C'est seulement dans la deuxième moitié du XV° siècle qu'un redressement démographique s'amorce, vigoureux et durable. La population triple entre 1470 et le milieu du XVI° siècle. La France retrouve son niveau démographique de l'époque de Saint Louis, trois siècles auparavant...

III)...dans le cadre permanent d'une société rurale, catholique et en pleine renaissance urbaine

Si ce redressement démographique a eu lieu, c'est que les cadres traditionnels de la société française ont tenu. Peu de villages ont été désertés (à la différence de l’Angleterre). La reconstruction s'est faite dans les structures anciennes des paroisses, de la seigneurie. Même si la bourgeoisie des villes commence à s'affirmer, le royaume abrite avant tout une société rurale, pour 90% de la population.

A) Des forces productives limitées

Les techniques agricoles restent les mêmes, depuis les progrès des XI°-XII°, et demeureront à peu de choses près identiques jusqu'au XVIII' siècle . Les rendements agricoles, faibles (de 4 à 6 pour 1), dépendent avant tout des conditions climatiques. Le gel, la pluie, 1a sécheresse peuvent gâter les récoltes. La pénurie de grains, la cherté des blés (base de l'alimentation), l'absence de surplus entraînent disette ou famine dans les campagnes et les villes. En ville, les classes aisées cessent tout achat non indispensable pour leur survie : artisans, commerçants sont privés de revenus. C'est le "modèle" de la crise de subsistance d’Ancien Régime.

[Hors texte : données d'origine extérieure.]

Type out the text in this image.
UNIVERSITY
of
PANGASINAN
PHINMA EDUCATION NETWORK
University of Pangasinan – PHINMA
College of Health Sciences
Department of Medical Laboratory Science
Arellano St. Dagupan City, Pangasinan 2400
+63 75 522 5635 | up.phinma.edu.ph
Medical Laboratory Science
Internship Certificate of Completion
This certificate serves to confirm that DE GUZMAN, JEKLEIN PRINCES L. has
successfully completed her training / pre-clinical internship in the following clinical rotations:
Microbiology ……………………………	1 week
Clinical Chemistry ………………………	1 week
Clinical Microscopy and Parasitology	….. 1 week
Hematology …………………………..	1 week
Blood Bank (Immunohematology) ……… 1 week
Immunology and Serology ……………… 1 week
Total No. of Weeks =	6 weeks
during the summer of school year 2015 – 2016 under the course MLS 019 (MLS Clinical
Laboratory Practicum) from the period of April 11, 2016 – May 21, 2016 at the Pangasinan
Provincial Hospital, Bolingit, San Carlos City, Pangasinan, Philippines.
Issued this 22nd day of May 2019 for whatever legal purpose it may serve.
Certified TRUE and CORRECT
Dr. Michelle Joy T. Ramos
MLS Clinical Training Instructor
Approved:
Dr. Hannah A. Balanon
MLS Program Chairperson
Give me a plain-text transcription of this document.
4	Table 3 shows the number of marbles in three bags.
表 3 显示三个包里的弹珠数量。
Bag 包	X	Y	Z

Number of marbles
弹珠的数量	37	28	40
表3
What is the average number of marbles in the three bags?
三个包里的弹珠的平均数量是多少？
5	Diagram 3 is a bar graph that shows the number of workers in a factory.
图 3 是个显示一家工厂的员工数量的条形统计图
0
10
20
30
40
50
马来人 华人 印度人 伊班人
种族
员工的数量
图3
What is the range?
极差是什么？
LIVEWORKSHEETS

B) Un catholicisme triomphant des crises et des hérésies

Religion du roi, le catholicisme doit être la religion de tous les habitants du royaume, et même devenir la religion universelle des hommes. C'est ainsi que Louis VII et Philippe Auguste, au XII° siècle, Saint Louis, au Xlll°, conduisent la croisade en Terre Sainte, contre indulgence (rémission des péchés) promise par la Papauté. Les "hérétiques" sont partout pourchassés : une véritable croisade des chevaliers du nord du royaume est lancée contre les paysans et bourgeois cathares du Languedoc, au début du Xlll° siècle. Les Juifs sont désignés comme peuple déicide, stigmatisés par le port de la rouelle (décidé lors du Concile de Latran de 1215 et imposé par Saint Louis), cantonnés en ville dans le ghetto. Dans la seconde moitié du Xlll' siècle apparaissent les premières caricatures antisémites du juif au nez crochu et à la barbe. Les rois hésitent néanmoins entre le rejet absolu, l'expulsion de toute la communauté juive, ou bien la ponction financière des commerçants juifs. Au temps des malheurs, quand les chrétiens recherchent des boucs émissaires, les Juifs, sont désignés comme responsables de l'empoisonnement des puits : en 1349, au lendemain de la Peste Noire, des Juifs sont massacrés à Strasbourg, en Provence, en Savoie.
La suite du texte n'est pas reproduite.